Descending from Brandy House Farm to the little village of Felindre

Reach a junction with a narrow minor road at Cefn Pawl. Cross over and head diagonally left as marked. A grassy path follows a fence around a few fields to reach a signpost. Take careful note of the direction indicated for Felindre, as markers are a bit sparse for a while and the path is vague. However, walk across the slope and head downhill to find a gate on the right. Go through and cross a field, picking up a track winding down to Brandy House Farm. The farm access road descends quickly to the little village of Felindre, where a left turn along the road leads to the Wharf Inn.

Felindre

Felindre is small and compact, sitting beside the River Teme in a pleasant agricultural valley.

Accommodation is limited to Brandy House Farm and Trevland, which both offer B&B and campsites. The Wharf Inn is open for business, but the post office shop recently closed. There are occasional buses, Monday to Saturday, linking with Knighton and Newtown.

Maps

Front Cover Newchapel Baptist Church – built, rebuilt, restored, destroyed by fire and rebuilt again Approaching Foel Fadian – the highest point reached on Glyndwr’s Way (Day 5) Powis Castle looks across country towards Beacon Ring and Offa’s Dyke A path follows Offa’s Dyke closely,  away from the hill called Hergan (Day 11) Looking back along a path that climbs steeply from Brynorgan onto Cwm-sanaham Hill Glyndwr’s Way crosses a wooded ravine between Moelfre and Newchapel (Day 3)

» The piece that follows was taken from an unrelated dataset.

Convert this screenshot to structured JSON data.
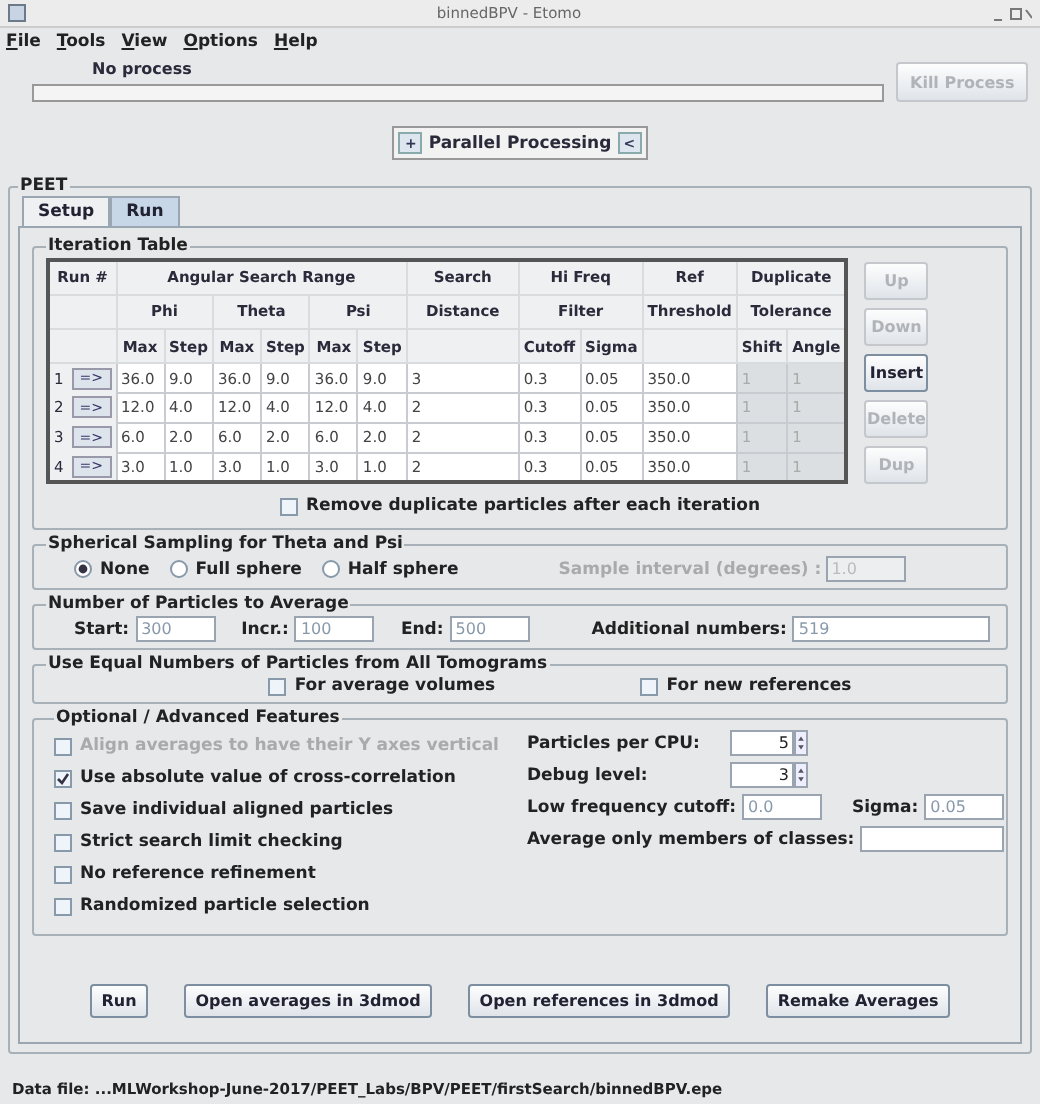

The maps in this guidebook are extracted from the Ordnance Survey 1:50,000 Landranger series. They show the route and some of the land either side of it. If you wish to see more of the terrain through which the route passes, then you will need the following Landranger maps – 125, 126, 135, 136 and 137. For more detail, use the following Ordnance Survey 1:25,000 Explorer maps – 200, 201, 214, 215, 216 and 239. If you wish to include the additional two days of walking along the Offa’s Dyke Path, or the ascent of Pen Pumlumon Fawr, these maps also cover those options.